Zum Beschluss des BVerfG vom 15.09.2011 – 1 BvR 2232/10

Planungssicherheit für Kommunen

Zum Beschluss des BVerfG vom 15.09.2011 – 1 BvR 2232/10

Sensibles Thema: Inanspruchnahme eines Privatgrundstücks als öffentliche Fläche und Scheitern der Planung. | © mahey - Fotolia
Sensibles Thema: Inanspruchnahme eines Privatgrundstücks als öffentliche Fläche und Scheitern der Planung. | © mahey - Fotolia

Für viele Kommunen ist die öffentliche Inanspruchnahme von Privatgrundstücken im Rahmen ihrer Bauleitplanung nicht zuletzt wegen damit verbundener Beeinträchtigungen von Eigentümerrechten ein sensibles Thema.
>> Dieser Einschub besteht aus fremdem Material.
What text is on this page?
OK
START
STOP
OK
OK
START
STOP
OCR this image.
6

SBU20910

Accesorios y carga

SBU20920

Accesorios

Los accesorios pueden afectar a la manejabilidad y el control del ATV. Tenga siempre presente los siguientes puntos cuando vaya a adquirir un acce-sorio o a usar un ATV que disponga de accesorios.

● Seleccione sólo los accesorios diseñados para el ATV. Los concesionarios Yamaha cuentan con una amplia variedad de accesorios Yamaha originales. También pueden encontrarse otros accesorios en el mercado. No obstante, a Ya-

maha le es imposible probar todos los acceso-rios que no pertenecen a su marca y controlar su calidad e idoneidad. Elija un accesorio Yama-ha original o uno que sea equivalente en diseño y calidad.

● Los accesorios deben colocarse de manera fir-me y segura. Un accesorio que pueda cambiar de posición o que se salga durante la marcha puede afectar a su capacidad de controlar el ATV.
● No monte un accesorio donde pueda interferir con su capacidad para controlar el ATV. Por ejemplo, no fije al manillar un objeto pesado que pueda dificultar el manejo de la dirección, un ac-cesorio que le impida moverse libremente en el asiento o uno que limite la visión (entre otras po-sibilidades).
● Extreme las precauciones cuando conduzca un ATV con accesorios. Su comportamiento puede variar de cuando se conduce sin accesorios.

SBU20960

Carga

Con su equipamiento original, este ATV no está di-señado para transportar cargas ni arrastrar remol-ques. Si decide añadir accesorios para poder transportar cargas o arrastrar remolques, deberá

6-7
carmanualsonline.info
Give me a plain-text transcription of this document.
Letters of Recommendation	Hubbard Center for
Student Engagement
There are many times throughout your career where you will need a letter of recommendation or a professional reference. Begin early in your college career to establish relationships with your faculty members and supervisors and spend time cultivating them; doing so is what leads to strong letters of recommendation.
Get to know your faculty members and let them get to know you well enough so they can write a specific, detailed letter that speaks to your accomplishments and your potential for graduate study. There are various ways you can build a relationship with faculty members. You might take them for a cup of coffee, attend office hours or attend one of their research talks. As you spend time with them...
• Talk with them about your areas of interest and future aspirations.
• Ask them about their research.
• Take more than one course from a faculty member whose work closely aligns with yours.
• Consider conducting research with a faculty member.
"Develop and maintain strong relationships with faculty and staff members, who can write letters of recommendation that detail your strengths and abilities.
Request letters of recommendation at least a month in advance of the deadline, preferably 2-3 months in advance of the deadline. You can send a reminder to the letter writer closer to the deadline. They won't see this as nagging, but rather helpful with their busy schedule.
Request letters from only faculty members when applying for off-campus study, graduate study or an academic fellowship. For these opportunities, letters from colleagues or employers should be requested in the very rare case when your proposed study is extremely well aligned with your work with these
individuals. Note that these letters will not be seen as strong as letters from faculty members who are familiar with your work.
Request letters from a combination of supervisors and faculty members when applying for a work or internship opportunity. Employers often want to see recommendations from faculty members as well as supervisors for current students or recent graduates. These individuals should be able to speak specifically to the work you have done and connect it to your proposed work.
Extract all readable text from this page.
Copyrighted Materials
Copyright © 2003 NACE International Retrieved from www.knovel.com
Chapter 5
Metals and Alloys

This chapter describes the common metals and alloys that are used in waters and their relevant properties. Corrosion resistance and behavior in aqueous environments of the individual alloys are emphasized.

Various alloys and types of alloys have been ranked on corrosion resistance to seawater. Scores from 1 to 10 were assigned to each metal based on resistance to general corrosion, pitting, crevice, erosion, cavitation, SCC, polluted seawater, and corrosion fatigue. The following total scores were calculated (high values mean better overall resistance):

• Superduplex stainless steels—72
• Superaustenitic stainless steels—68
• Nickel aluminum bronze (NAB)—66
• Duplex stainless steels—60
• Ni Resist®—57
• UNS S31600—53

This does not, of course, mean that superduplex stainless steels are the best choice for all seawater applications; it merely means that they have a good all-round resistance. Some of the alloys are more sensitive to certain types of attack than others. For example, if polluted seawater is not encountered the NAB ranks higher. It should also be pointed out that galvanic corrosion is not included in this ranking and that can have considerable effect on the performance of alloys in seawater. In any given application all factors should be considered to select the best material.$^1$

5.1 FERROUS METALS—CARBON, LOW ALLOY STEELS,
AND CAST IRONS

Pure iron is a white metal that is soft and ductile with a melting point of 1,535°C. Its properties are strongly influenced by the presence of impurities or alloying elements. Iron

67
Neben der von den Betroffenen oft im Rahmen von abstrakten Normenkontrollverfahren oder Verpflichtungsklagen auf Erteilung einer Baugenehmigung inzident geltend gemachten Unwirksamkeit des Bebauungsplans stellt sich in diesem Zusammenhang oft auch die Frage der angemessenen Entschädigung des Betroffenen. Nicht selten pochen Grundstückseigentümer vehement auf nicht unerhebliche Entschädigungsleistungen, wodurch die Umsetzung wichtiger Bauvorhaben gefährdet oder wesentlich verzögert wird.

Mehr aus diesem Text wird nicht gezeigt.